We need to be clear about the nature of the questions before us. They are radical, but they are not necessarily revolutionary (in the sense of requiring our churches simply to ditch existing forms). Put rather blandly, the challenge is to re-formulate the practice and theology of church by drawing together the best of both the past and the present – Jesus’ “old and new” from the storehouse, as St Matthew reminds us.

This is a missionary challenge; mission being, as the post-evangelical Mike Riddell puts it (Threshold of the Future, SPCK 1998), “always a move away from ourselves towards others”. And therefore, I would add, a rediscovery of ourselves.  What we need, I would suggest, is:

· Re-thinking, within our churches and ecumenically – which includes joining the mission and ecclesiology questions which are so often fractured. That question ‘what is it within the tradition that gives it permission to change?’ may be especially important in facing the theological challenges of the present and future without selling short the inheritance of the past. We cannot, pace some forms of contemporary literary practice, give up on hermeneutics without giving up on hope.
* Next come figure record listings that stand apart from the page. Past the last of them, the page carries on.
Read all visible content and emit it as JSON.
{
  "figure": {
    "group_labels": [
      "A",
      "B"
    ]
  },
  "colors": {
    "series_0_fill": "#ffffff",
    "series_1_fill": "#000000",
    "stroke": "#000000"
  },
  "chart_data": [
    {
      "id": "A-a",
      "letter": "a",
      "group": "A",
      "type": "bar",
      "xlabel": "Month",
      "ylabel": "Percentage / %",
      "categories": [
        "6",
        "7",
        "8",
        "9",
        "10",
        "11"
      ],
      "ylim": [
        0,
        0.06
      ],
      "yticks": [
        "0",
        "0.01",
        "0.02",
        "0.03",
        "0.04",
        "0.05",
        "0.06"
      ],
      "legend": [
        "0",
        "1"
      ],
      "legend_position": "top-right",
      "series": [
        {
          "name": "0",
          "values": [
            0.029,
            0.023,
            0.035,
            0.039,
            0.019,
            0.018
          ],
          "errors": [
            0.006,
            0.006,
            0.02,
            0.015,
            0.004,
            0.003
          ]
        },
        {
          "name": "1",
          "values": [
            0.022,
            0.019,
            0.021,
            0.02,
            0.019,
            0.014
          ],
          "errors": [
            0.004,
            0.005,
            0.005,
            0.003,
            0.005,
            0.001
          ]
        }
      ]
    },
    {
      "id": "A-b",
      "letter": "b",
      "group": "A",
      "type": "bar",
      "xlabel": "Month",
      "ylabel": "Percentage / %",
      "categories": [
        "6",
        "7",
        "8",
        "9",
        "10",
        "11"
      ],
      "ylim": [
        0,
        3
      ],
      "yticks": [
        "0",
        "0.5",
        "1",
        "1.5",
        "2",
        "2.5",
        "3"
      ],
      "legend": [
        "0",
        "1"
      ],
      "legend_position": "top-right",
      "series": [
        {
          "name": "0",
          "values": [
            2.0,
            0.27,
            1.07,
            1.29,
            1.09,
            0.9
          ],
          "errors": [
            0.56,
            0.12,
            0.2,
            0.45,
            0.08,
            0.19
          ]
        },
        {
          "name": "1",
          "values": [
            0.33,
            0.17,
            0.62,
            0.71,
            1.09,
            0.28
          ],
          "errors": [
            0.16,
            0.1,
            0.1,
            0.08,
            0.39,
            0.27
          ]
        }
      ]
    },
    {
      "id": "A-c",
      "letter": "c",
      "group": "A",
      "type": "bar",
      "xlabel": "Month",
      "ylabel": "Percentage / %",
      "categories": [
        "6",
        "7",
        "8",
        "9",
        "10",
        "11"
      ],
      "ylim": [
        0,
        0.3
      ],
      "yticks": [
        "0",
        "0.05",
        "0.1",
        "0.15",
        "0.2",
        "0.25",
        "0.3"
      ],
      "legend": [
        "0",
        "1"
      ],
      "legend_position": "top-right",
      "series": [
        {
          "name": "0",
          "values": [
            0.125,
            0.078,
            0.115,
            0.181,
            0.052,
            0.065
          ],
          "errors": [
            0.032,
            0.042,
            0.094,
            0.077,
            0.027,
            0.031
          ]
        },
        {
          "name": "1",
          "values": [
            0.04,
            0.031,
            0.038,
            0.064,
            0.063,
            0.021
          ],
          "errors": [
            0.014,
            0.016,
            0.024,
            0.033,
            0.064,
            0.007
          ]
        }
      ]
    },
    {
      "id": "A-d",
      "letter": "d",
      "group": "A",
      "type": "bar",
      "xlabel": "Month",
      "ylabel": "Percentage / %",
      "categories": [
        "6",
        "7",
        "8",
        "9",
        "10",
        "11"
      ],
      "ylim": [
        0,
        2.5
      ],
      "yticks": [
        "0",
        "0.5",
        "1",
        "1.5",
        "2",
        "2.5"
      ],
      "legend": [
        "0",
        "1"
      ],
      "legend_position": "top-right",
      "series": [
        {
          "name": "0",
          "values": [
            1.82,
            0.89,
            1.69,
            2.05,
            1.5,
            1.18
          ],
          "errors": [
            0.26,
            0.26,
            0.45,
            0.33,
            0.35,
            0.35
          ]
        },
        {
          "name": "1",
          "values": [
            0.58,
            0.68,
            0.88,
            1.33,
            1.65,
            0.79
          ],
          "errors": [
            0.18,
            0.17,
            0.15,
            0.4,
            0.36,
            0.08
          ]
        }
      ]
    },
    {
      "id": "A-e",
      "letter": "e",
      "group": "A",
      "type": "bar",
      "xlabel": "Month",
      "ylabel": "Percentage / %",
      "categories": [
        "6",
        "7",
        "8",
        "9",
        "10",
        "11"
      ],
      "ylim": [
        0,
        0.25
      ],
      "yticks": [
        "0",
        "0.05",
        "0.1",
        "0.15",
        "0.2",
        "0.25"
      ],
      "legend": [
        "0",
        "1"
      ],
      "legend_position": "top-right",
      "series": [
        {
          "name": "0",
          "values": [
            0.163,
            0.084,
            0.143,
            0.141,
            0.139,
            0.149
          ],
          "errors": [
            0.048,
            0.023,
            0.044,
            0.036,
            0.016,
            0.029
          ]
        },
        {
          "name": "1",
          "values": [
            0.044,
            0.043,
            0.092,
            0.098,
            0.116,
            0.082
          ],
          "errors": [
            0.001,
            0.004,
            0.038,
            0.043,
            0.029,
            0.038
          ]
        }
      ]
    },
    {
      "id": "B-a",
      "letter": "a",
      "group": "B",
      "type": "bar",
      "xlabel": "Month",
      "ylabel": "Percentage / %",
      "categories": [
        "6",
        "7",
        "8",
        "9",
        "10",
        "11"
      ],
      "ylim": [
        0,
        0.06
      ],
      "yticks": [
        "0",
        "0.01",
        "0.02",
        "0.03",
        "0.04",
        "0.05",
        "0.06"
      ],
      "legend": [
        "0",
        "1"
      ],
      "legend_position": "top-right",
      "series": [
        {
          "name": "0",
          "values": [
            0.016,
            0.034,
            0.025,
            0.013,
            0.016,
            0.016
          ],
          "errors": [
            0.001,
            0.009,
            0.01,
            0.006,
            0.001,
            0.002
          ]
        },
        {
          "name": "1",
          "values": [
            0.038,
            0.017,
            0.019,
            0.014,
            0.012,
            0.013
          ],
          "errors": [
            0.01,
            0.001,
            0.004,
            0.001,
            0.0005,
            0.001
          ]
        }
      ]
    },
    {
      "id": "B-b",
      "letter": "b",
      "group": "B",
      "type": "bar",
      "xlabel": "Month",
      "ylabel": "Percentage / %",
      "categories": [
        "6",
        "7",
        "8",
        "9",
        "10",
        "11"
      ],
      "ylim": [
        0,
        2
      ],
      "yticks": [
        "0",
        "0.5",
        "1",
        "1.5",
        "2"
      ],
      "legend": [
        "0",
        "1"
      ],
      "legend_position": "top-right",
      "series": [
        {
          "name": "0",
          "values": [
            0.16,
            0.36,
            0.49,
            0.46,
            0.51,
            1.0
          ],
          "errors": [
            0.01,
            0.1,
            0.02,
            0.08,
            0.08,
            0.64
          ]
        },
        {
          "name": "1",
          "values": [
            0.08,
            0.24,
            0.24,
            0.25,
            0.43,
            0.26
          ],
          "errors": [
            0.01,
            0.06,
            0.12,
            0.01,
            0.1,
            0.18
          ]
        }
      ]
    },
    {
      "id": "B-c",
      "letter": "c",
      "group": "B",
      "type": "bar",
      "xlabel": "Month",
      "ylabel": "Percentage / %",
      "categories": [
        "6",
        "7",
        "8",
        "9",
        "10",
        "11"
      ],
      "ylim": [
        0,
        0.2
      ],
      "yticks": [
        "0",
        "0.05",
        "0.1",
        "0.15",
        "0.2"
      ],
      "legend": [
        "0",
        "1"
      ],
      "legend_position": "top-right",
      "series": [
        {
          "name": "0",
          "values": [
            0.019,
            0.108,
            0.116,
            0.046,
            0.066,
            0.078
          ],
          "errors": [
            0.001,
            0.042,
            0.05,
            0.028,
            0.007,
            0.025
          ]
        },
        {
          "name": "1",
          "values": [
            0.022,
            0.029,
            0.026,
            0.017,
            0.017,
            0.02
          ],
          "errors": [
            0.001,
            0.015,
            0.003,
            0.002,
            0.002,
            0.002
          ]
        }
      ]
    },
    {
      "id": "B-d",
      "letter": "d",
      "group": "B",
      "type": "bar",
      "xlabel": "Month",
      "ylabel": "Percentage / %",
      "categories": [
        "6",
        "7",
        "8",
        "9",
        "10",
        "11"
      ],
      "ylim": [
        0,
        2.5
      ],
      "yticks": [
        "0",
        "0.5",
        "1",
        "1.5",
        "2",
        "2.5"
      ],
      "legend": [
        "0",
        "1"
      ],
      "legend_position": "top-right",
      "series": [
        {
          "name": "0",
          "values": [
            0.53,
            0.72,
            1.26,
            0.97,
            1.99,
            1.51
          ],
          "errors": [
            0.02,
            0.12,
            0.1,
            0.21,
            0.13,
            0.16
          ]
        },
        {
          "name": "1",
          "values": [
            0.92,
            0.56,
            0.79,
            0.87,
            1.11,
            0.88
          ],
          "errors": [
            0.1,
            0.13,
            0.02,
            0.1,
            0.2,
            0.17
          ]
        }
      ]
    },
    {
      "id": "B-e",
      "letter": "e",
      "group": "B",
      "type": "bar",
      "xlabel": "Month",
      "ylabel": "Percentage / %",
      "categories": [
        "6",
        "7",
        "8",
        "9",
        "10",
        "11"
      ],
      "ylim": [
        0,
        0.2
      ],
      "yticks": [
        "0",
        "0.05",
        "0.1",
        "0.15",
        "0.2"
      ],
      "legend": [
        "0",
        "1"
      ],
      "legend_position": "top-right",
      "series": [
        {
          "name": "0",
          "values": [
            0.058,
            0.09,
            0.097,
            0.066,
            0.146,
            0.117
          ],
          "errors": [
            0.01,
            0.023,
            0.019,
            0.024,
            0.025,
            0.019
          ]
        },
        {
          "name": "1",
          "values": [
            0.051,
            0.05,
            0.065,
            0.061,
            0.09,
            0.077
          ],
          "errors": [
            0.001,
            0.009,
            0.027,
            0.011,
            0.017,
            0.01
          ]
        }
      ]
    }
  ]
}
· Experimentation, perhaps through the occasional suspension of “usual ways of working” to see how church ways and forms, old and new, can be made to work together in fresh and imaginative ways in a changing world.  [Building Bridges of Hope]

· Creative space, in which to make use of the diversity we experience. Konrad Raiser (Ecumenism in Transition, WCC) is promoting the metaphors of  “the household” and of “ecumenical space” as a way of describing the “regulated pluralism” which might both characterise pilgrim churches crossing the threshold of the future and also provide a way of thinking about the contribution of the churches to a religiously, socially, politically and economically plural society. This way of thinking has tended to be formulated in Protestant terms so far. But if we move from space to time then it rapidly evokes a Catholic ecclesiology, too.

I have said nothing about Orthodox perspectives in this paper. These largely reject the notion that the church can be ‘renewed’ as a misunderstanding of the nature of the church as given. The issue is faithfulness or not to the given. But Archpriest Vladimir Fedorov (Orthodox Research Institute of Missiology and Ecumenism, St Petersburg) is among those who are challenging Orthodoxy within on, among other things, the kind of questions raised in this paper.